Malgré un léger rebond des chantiers en octobre, la filière du logement neuf reste durablement enlisée dans une crise profonde. Les données publiées par le ministère de la Ville et du Logement montrent une dynamique contradictoire : des permis de construire en fort recul, mais des mises en chantier temporairement en hausse. Ce contraste, combiné à une conjoncture défavorable — explosion des coûts, taux d’intérêt pénalisants et dispositifs fiscaux en extinction — continue de fragiliser un secteur clé pour l’économie française.
📉 Permis : un indicateur clé au rouge
Le mois d’octobre confirme une tendance inquiétante : les autorisations de construire se contractent de 5,8 % en un mois. Le SDES détaille que 31 107 logements ont été autorisés, mais la tendance demeure très hétérogène avec un très léger regain (+0,6 %) pour les maisons individuelles, quand les logements collectifs connaissent un repli massif (-9,2 %).

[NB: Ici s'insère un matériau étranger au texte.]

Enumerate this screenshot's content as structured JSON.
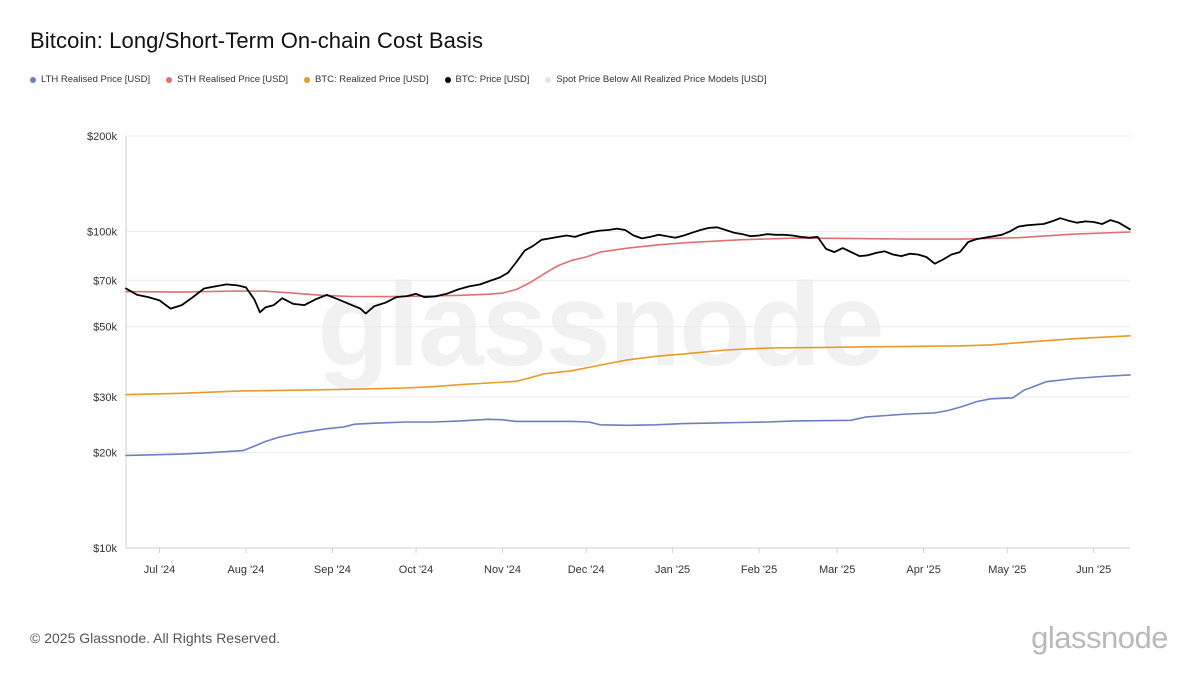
{
  "title": "Bitcoin: Long/Short-Term On-chain Cost Basis",
  "legend": [
    {
      "label": "LTH Realised Price [USD]",
      "color": "#6b7fc4"
    },
    {
      "label": "STH Realised Price [USD]",
      "color": "#e07070"
    },
    {
      "label": "BTC: Realized Price [USD]",
      "color": "#e89a2a"
    },
    {
      "label": "BTC: Price [USD]",
      "color": "#000000"
    },
    {
      "label": "Spot Price Below All Realized Price Models [USD]",
      "color": "#e6e6e6"
    }
  ],
  "watermark": "glassnode",
  "footer": {
    "copyright": "© 2025 Glassnode. All Rights Reserved.",
    "logo": "glassnode"
  },
  "chart_data": {
    "type": "line",
    "title": "Bitcoin: Long/Short-Term On-chain Cost Basis",
    "yscale": "log",
    "ylim": [
      10000,
      200000
    ],
    "xlim": [
      0,
      360
    ],
    "yticks": [
      {
        "label": "$200k",
        "value": 200000
      },
      {
        "label": "$100k",
        "value": 100000
      },
      {
        "label": "$70k",
        "value": 70000
      },
      {
        "label": "$50k",
        "value": 50000
      },
      {
        "label": "$30k",
        "value": 30000
      },
      {
        "label": "$20k",
        "value": 20000
      },
      {
        "label": "$10k",
        "value": 10000
      }
    ],
    "xticks": [
      {
        "label": "Jul '24",
        "value": 12
      },
      {
        "label": "Aug '24",
        "value": 43
      },
      {
        "label": "Sep '24",
        "value": 74
      },
      {
        "label": "Oct '24",
        "value": 104
      },
      {
        "label": "Nov '24",
        "value": 135
      },
      {
        "label": "Dec '24",
        "value": 165
      },
      {
        "label": "Jan '25",
        "value": 196
      },
      {
        "label": "Feb '25",
        "value": 227
      },
      {
        "label": "Mar '25",
        "value": 255
      },
      {
        "label": "Apr '25",
        "value": 286
      },
      {
        "label": "May '25",
        "value": 316
      },
      {
        "label": "Jun '25",
        "value": 347
      }
    ],
    "series": [
      {
        "name": "LTH Realised Price [USD]",
        "color": "#6b7fc4",
        "points": [
          [
            0,
            19600
          ],
          [
            20,
            19800
          ],
          [
            30,
            20000
          ],
          [
            42,
            20300
          ],
          [
            45,
            20800
          ],
          [
            50,
            21700
          ],
          [
            55,
            22400
          ],
          [
            62,
            23100
          ],
          [
            72,
            23800
          ],
          [
            78,
            24100
          ],
          [
            82,
            24600
          ],
          [
            90,
            24800
          ],
          [
            100,
            25000
          ],
          [
            110,
            25000
          ],
          [
            120,
            25200
          ],
          [
            130,
            25500
          ],
          [
            135,
            25400
          ],
          [
            140,
            25100
          ],
          [
            150,
            25100
          ],
          [
            160,
            25100
          ],
          [
            166,
            25000
          ],
          [
            170,
            24500
          ],
          [
            180,
            24400
          ],
          [
            190,
            24500
          ],
          [
            200,
            24700
          ],
          [
            210,
            24800
          ],
          [
            220,
            24900
          ],
          [
            230,
            25000
          ],
          [
            240,
            25200
          ],
          [
            260,
            25300
          ],
          [
            265,
            25900
          ],
          [
            280,
            26500
          ],
          [
            290,
            26700
          ],
          [
            295,
            27200
          ],
          [
            300,
            28000
          ],
          [
            305,
            29000
          ],
          [
            310,
            29600
          ],
          [
            318,
            29800
          ],
          [
            322,
            31500
          ],
          [
            330,
            33500
          ],
          [
            340,
            34300
          ],
          [
            350,
            34800
          ],
          [
            360,
            35200
          ]
        ]
      },
      {
        "name": "STH Realised Price [USD]",
        "color": "#e07070",
        "points": [
          [
            0,
            64500
          ],
          [
            20,
            64300
          ],
          [
            40,
            64800
          ],
          [
            50,
            64700
          ],
          [
            60,
            63800
          ],
          [
            70,
            62800
          ],
          [
            80,
            62300
          ],
          [
            95,
            62200
          ],
          [
            110,
            62500
          ],
          [
            120,
            62800
          ],
          [
            130,
            63300
          ],
          [
            135,
            63800
          ],
          [
            140,
            65500
          ],
          [
            145,
            69000
          ],
          [
            150,
            73500
          ],
          [
            155,
            78000
          ],
          [
            160,
            81000
          ],
          [
            165,
            83000
          ],
          [
            170,
            86000
          ],
          [
            180,
            88500
          ],
          [
            190,
            90500
          ],
          [
            200,
            92000
          ],
          [
            220,
            94000
          ],
          [
            240,
            95200
          ],
          [
            260,
            95000
          ],
          [
            280,
            94500
          ],
          [
            300,
            94500
          ],
          [
            320,
            95500
          ],
          [
            340,
            98000
          ],
          [
            360,
            99500
          ]
        ]
      },
      {
        "name": "BTC: Realized Price [USD]",
        "color": "#e89a2a",
        "points": [
          [
            0,
            30500
          ],
          [
            20,
            30800
          ],
          [
            40,
            31300
          ],
          [
            60,
            31500
          ],
          [
            80,
            31700
          ],
          [
            100,
            32000
          ],
          [
            110,
            32300
          ],
          [
            120,
            32800
          ],
          [
            130,
            33200
          ],
          [
            140,
            33600
          ],
          [
            145,
            34500
          ],
          [
            150,
            35500
          ],
          [
            160,
            36300
          ],
          [
            170,
            37800
          ],
          [
            180,
            39300
          ],
          [
            190,
            40300
          ],
          [
            200,
            41000
          ],
          [
            215,
            42200
          ],
          [
            230,
            42800
          ],
          [
            250,
            43000
          ],
          [
            260,
            43100
          ],
          [
            280,
            43300
          ],
          [
            300,
            43500
          ],
          [
            310,
            43800
          ],
          [
            320,
            44500
          ],
          [
            340,
            45800
          ],
          [
            360,
            46800
          ]
        ]
      },
      {
        "name": "BTC: Price [USD]",
        "color": "#000000",
        "points": [
          [
            0,
            66000
          ],
          [
            4,
            63000
          ],
          [
            8,
            62000
          ],
          [
            12,
            60500
          ],
          [
            16,
            57000
          ],
          [
            20,
            58500
          ],
          [
            24,
            62000
          ],
          [
            28,
            66000
          ],
          [
            32,
            67000
          ],
          [
            36,
            68000
          ],
          [
            40,
            67500
          ],
          [
            43,
            66500
          ],
          [
            46,
            61000
          ],
          [
            48,
            55500
          ],
          [
            50,
            57500
          ],
          [
            53,
            58500
          ],
          [
            56,
            61500
          ],
          [
            60,
            59000
          ],
          [
            64,
            58500
          ],
          [
            68,
            61000
          ],
          [
            72,
            63000
          ],
          [
            76,
            61000
          ],
          [
            80,
            59000
          ],
          [
            84,
            57000
          ],
          [
            86,
            55000
          ],
          [
            89,
            58000
          ],
          [
            93,
            59500
          ],
          [
            97,
            62000
          ],
          [
            101,
            62500
          ],
          [
            104,
            63500
          ],
          [
            107,
            62000
          ],
          [
            111,
            62300
          ],
          [
            115,
            63500
          ],
          [
            119,
            65500
          ],
          [
            123,
            67000
          ],
          [
            127,
            68000
          ],
          [
            131,
            70000
          ],
          [
            134,
            71500
          ],
          [
            137,
            74000
          ],
          [
            140,
            80000
          ],
          [
            143,
            87000
          ],
          [
            146,
            90000
          ],
          [
            149,
            94000
          ],
          [
            152,
            95000
          ],
          [
            155,
            96000
          ],
          [
            158,
            97000
          ],
          [
            161,
            96000
          ],
          [
            164,
            98000
          ],
          [
            167,
            99500
          ],
          [
            170,
            100500
          ],
          [
            173,
            101000
          ],
          [
            176,
            102000
          ],
          [
            179,
            101000
          ],
          [
            182,
            97000
          ],
          [
            185,
            95000
          ],
          [
            188,
            96000
          ],
          [
            191,
            97500
          ],
          [
            194,
            96500
          ],
          [
            197,
            95500
          ],
          [
            200,
            97000
          ],
          [
            203,
            99000
          ],
          [
            206,
            101000
          ],
          [
            209,
            102500
          ],
          [
            212,
            103000
          ],
          [
            215,
            101000
          ],
          [
            218,
            99000
          ],
          [
            221,
            98000
          ],
          [
            224,
            96500
          ],
          [
            227,
            97000
          ],
          [
            230,
            98000
          ],
          [
            233,
            97500
          ],
          [
            236,
            97500
          ],
          [
            239,
            97000
          ],
          [
            242,
            96000
          ],
          [
            245,
            95500
          ],
          [
            248,
            96000
          ],
          [
            251,
            88000
          ],
          [
            254,
            86000
          ],
          [
            257,
            88500
          ],
          [
            260,
            86000
          ],
          [
            263,
            83500
          ],
          [
            266,
            84000
          ],
          [
            269,
            85500
          ],
          [
            272,
            86500
          ],
          [
            275,
            84500
          ],
          [
            278,
            83500
          ],
          [
            281,
            85000
          ],
          [
            284,
            84500
          ],
          [
            287,
            83000
          ],
          [
            290,
            79000
          ],
          [
            293,
            81500
          ],
          [
            296,
            84500
          ],
          [
            299,
            86000
          ],
          [
            302,
            92500
          ],
          [
            305,
            94500
          ],
          [
            308,
            95500
          ],
          [
            311,
            96500
          ],
          [
            314,
            97500
          ],
          [
            317,
            100000
          ],
          [
            320,
            103500
          ],
          [
            323,
            104500
          ],
          [
            326,
            105000
          ],
          [
            329,
            105500
          ],
          [
            332,
            107500
          ],
          [
            335,
            110000
          ],
          [
            338,
            108000
          ],
          [
            341,
            106500
          ],
          [
            344,
            107500
          ],
          [
            347,
            107000
          ],
          [
            350,
            105500
          ],
          [
            353,
            108500
          ],
          [
            356,
            106500
          ],
          [
            360,
            101500
          ]
        ]
      }
    ]
  }
}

Sur un an glissant (novembre 2024 – octobre 2025), seuls 374 133 permis ont été délivrés, un niveau 11 % inférieur à la moyenne des cinq années précédentes, signe d’un ralentissement durable et structurel.
Corrections statistiques à répétition : un secteur difficile à lire – Depuis la refonte méthodologique du SDES, les données de mois précédents sont régulièrement ajustées : le gain de septembre initialement annoncé à +2,8 % a finalement été ramené à +2,2 %, alors que la chute des mises en chantier, évaluée au départ à -8,9 %, a été révisée à -6,7 %. Ces révisions rendent la lecture de la conjoncture plus complexe et soulignent l’incertitude ambiante.
Un signal économique majeur – Dans le domaine immobilier, les permis sont un indicateur avancé. Leur baisse prolongée annonce un recul de l’offre future, ce qui pourrait accentuer la pénurie, maintenir les prix sous tension, et réduire la capacité de relancer le secteur.
🚧 Chantiers en rebond… sur un marché à l’arrêt
En octobre, les mises en chantier semblent repartir, avec une hausse de 12,9 %, après un mois précédent négatif. Le ministère reste pour autant prudent et parle de données provisoires, estimant 27 187 logements lancés. Pourtant, la tendance structurelle reste catastrophique avec 274 104 logements commencés sur douze mois, soit 22,2 % en dessous de la moyenne des cinq années antérieures. Bref ce rebond mensuel ne compense en rien la chute prolongée.
Les racines économiques d’un blocage généralisé – Depuis trois ans, la construction neuve est plombée par une combinaison explosive qui s’articule autour de la flambée du coût des matériaux (béton, acier, bois), la hausse drastique des taux d’intérêt, réduisant la solvabilité des ménages, ou encore la disparition progressive de la loi Pinel, un outil majeur d’incitation à l’investissement locatif, et enfin les normes environnementales renforcées, synonymes de surcoûts pour les promoteurs.
Un secteur stratégique sous perfusion – Le logement neuf, qui irrigue des milliers d’entreprises et d’emplois, reste en situation de blocage. Les professionnels alertent : sans impulsion gouvernementale, la crise pourrait devenir systémique — et durable.
👁️ L’œil de l’expert
La configuration actuelle ressemble à un piège macroéconomique : la demande est étouffée par les taux élevés, l’offre est freinée par les coûts et les normes, les permis s’effondrent, et les chantiers survivent grâce à des à-coups statistiques.
Si rien ne change, 2026 pourrait être l’une des pires années de production de logements neufs depuis deux décennies.
Les politiques publiques devront arbitrer entre ambitions réglementaires, soutien financier et urgence sociale liée au logement — un défi à la fois budgétaire, environnemental et économique.